Mother, Couch! Avis critique du film & résumé du film (2024)

Après les explosions d’énergie forcées, les séquences de rêves cauchemardesques et un peu d’auto-absolution tendue, on se rend vite compte que « Mother, Couch » du scénariste/réalisateur Niclas Larsson, un drame familial morose et absurde, est à peu près aussi intéressant que la peluche entre les coussins. « Mother Couch » puise dans plusieurs sources. Se déroulant principalement dans ce magasin de meubles plus grand que prévu, le film utilise une combinaison des innombrables salles d’exposition du bâtiment comme un espace liminal continu dont la temporalité ambiguë rappelle le penchant de Charlie Kauffman à manier des décors banals pour interroger des angoisses cachées. Le type d’absurdité pince-sans-rire qui rappelle Roy Andersson est également présent. Mais plus que tout autre cinéaste, le film tout entier suggère Paul Thomas Anderson. Du décor d’un magasin de meubles qui semble exister au bout du monde à la frénésie de Dave, on ne peut s’empêcher de ressentir « Punch-Drunk Love ».

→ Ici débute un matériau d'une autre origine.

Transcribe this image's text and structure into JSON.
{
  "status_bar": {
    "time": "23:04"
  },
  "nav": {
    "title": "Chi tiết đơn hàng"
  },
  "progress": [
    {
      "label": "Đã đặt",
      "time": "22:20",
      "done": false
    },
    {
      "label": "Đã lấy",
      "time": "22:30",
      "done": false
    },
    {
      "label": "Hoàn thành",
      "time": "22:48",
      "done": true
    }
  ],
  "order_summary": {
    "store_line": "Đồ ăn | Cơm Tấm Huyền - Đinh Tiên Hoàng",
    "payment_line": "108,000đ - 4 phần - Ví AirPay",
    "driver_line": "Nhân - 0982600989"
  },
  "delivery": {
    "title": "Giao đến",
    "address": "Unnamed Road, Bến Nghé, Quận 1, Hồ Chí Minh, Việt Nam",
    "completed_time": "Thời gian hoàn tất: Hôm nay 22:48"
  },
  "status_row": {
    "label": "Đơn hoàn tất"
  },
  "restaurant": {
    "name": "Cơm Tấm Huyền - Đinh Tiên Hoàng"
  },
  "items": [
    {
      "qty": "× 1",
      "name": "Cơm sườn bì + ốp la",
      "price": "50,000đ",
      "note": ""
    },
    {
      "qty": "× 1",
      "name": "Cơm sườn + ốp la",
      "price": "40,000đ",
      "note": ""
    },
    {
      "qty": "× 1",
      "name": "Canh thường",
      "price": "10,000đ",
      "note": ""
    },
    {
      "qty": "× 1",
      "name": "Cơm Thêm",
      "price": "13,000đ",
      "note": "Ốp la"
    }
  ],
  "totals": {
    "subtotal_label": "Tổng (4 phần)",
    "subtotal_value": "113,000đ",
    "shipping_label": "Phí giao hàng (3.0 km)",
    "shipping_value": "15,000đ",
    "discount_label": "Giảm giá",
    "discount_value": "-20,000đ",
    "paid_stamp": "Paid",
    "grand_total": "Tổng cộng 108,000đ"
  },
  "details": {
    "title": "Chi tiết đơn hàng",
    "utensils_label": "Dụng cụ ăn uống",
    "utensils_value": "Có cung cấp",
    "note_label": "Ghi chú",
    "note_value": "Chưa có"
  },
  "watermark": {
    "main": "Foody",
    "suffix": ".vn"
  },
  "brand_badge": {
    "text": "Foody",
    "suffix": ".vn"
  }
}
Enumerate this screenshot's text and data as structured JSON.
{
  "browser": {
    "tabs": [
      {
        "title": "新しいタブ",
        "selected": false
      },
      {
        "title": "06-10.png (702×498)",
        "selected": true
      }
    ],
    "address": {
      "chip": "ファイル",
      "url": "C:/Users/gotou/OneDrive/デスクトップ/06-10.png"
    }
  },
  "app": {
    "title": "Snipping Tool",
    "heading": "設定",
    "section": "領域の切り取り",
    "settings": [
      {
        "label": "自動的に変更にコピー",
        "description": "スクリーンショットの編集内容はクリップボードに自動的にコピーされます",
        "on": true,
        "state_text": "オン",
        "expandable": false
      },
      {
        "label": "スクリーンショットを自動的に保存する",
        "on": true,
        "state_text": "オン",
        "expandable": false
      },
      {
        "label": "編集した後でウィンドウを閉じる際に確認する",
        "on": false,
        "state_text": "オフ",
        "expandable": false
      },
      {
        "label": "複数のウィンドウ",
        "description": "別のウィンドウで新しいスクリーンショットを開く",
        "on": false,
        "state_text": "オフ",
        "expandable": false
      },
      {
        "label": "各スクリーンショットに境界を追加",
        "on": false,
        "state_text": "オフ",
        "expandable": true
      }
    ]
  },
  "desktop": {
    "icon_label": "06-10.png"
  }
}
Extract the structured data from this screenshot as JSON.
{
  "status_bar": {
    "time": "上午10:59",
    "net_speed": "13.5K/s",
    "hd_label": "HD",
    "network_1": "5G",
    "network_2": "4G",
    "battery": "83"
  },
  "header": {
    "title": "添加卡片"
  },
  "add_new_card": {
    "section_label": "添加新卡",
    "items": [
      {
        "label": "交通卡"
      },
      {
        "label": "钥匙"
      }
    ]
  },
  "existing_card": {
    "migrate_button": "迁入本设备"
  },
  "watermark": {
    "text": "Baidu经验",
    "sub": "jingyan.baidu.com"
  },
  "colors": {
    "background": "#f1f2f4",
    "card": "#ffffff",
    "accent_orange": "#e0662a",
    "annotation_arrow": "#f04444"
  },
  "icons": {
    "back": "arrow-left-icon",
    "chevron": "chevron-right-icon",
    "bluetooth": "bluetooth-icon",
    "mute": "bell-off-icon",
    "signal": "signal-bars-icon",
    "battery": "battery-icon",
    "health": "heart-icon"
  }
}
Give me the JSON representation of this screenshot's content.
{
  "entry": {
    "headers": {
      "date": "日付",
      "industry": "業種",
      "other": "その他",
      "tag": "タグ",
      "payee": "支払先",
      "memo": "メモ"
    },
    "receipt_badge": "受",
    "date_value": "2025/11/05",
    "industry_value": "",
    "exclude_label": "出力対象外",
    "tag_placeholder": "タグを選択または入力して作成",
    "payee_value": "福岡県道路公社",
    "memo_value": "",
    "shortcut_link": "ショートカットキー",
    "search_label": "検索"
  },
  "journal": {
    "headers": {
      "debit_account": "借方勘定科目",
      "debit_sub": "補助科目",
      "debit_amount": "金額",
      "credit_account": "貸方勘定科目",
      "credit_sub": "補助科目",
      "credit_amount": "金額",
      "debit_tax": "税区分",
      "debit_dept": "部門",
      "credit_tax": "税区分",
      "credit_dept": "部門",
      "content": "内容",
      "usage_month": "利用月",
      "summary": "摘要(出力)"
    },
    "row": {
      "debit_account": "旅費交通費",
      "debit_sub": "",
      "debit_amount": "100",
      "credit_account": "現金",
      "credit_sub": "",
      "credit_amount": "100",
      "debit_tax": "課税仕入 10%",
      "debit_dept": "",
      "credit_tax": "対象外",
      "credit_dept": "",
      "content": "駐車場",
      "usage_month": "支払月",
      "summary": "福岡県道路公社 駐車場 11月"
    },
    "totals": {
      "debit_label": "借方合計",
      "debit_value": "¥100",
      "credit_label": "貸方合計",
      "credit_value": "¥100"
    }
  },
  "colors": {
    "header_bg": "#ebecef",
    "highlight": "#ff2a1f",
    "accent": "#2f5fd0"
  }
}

Contrairement à la comédie romantique excentrique de PTA, « Mother Couch » manque d’âme, ou du moins d’âme dans laquelle il vaudrait la peine d’investir. De sa relation difficile avec sa future ex-femme Linda (Lake Bell) à la fréquence à laquelle il oublie de s’occuper de sa jeune fille, Dave n’est pas très sympathique. Ce n’est pas nécessairement une mauvaise chose ; le travail de Kauffman, par exemple, met régulièrement en scène des personnes distantes et égocentriques qui gèrent leur propre merde psychologique. Mais Dave, qui analyse également son passé, est trop passif, superficiel et ennuyeux pour vous intéresser à ce monde, à ses actions, à ses personnages ou à lui. La caméra manque également de point de vue. Pendant une grande partie du film, nous ne savons jamais vraiment si le film parle de Dave ou s’il se trouve être la personne la plus intéressante parmi ce groupe sans vie.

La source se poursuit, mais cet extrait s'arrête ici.